In April 1968, Jesse Jackson was in Memphis organizing an economic boycott to mirror his Operation Breadbasket in Chicago. He was back in Memphis on May 9, 2017, urging that the city award more contracts to minority-owned businesses or, he said, he would return to the city in April 2018 to lead a protest march.

(see http://www.wmcactionnews5.com/story/35387485/jesse-jackson-demands-memphis-increase-contracts-for-black-businesses)

That would coincide with the 50th anniversary of the assassination, in Memphis, of Martin Luther King, Jr. In the spring of 1968 King had mobilized Jackson and the rest of the top staff of the Southern Christian Leadership Conference to hurry to Memphis. They had only a few days to organize a peaceful march to redeem his reputation as a nonviolent leader. That reputation was then in tatters because a march that he had kicked off in Memphis on March 28, 1968, had turned into a riot of looting and vandalism.

King authorized Jackson’s economic boycott to bring pressure against Memphis Mayor Henry Loeb to settle a garbage workers’ strike then under way. There would be an appeal to strike supporters not to buy the products from corporations, such as Coca-Cola or Wonder Bread, in the kind of markets where blacks had consumer power. Jackson was also calling on white-owned businesses to hire more black employees. The boycott was derailed by King’s assassination.

Now Jackson is demanding that Mayor Jim Strickland expand the number of contracts that the City of Memphis awards to minority-owned companies. Jackson wants Strickland to raise the proportion of such contracts from the current 13 percent to 50 percent. He has set a deadline: either Strickland devised a plan within thirty days for hitting the 50-percent target by April 2018 or Jackson will begin organizing the protest march. Strickland is vowing to work toward that goal, but achieving it in less than a year is a daunting task.

The racial balance of power differs markedly between 1968 and now, at least politically. Mayor Loeb was white, as in Strickland.

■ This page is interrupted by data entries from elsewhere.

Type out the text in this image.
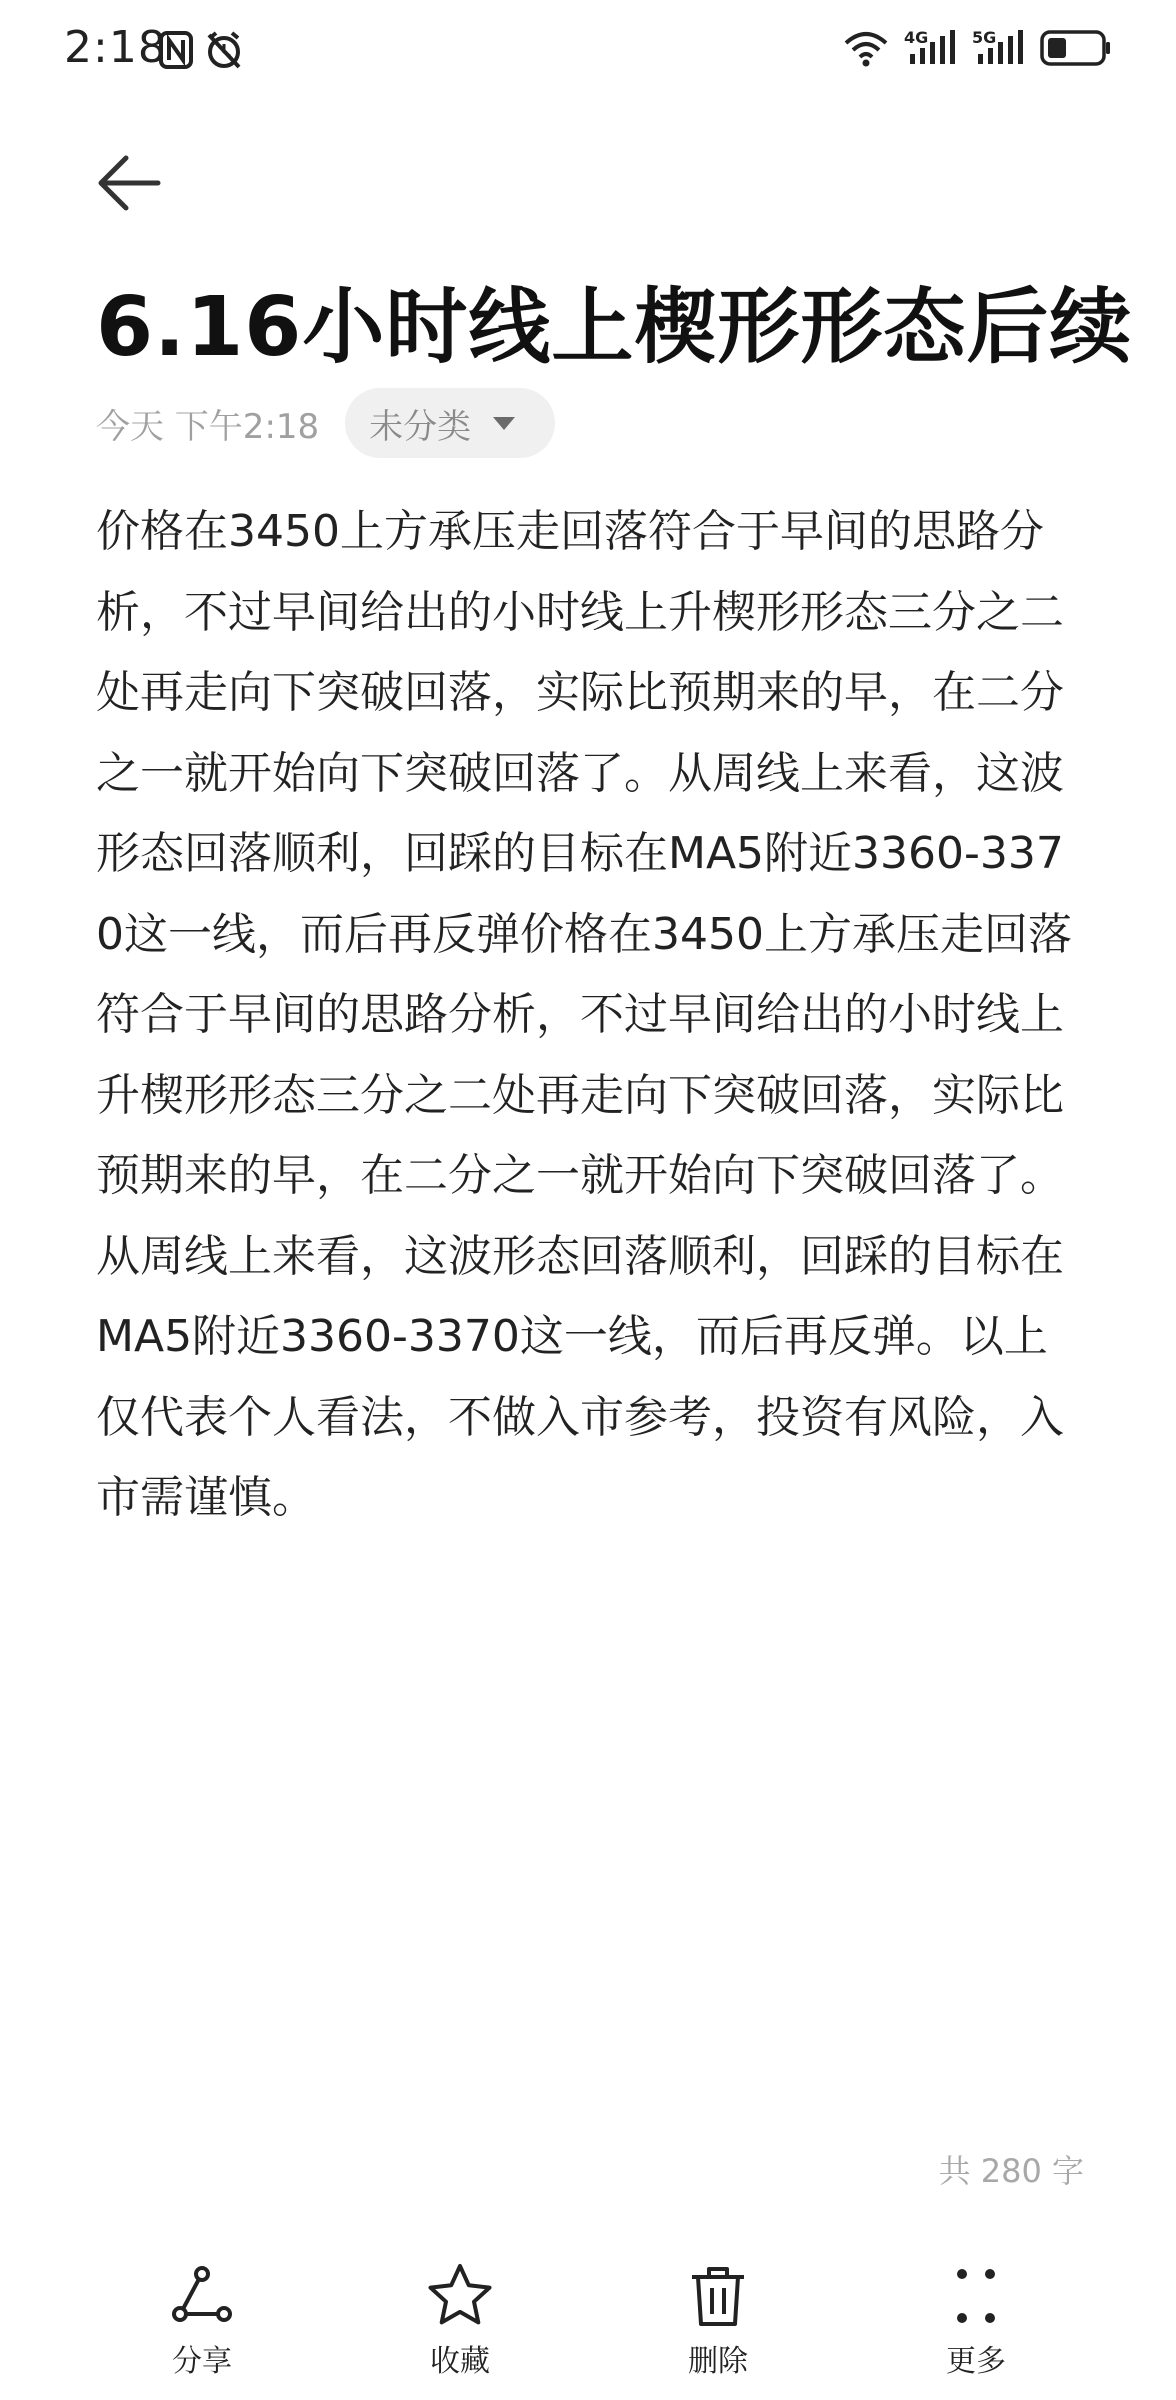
2:18	4G	5G
6.16小时线上楔形形态后续
今天 下午2:18 未分类
价格在3450上方承压走回落符合于早间的思路分析，不过早间给出的小时线上升楔形形态三分之二处再走向下突破回落，实际比预期来的早，在二分之一就开始向下突破回落了。从周线上来看，这波形态回落顺利，回踩的目标在MA5附近3360-3370这一线，而后再反弹价格在3450上方承压走回落符合于早间的思路分析，不过早间给出的小时线上升楔形形态三分之二处再走向下突破回落，实际比预期来的早，在二分之一就开始向下突破回落了。从周线上来看，这波形态回落顺利，回踩的目标在MA5附近3360-3370这一线，而后再反弹。以上仅代表个人看法，不做入市参考，投资有风险，入市需谨慎。
共 280 字
分享	收藏	删除	更多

But now more than three-fifths of the Memphis population is black, compared to 40 percent in 1968. Starting in 1992, the city had a 24-year streak of African-Americans in the mayor’s office. Strickland broke the streak in October 2015 because he was the only white  among four major candidates. Now, too, African-Americans account for seven of the thirteen seats on the City Council. There were three black city councilors in 1968.

If Strickland seeks re-election in 2019, he may very well not have the racial odds stacked so much in his favor. That electoral deadline, more than Jackson’s, may have him scrambling to increase the number of contracts going to black-owned businesses.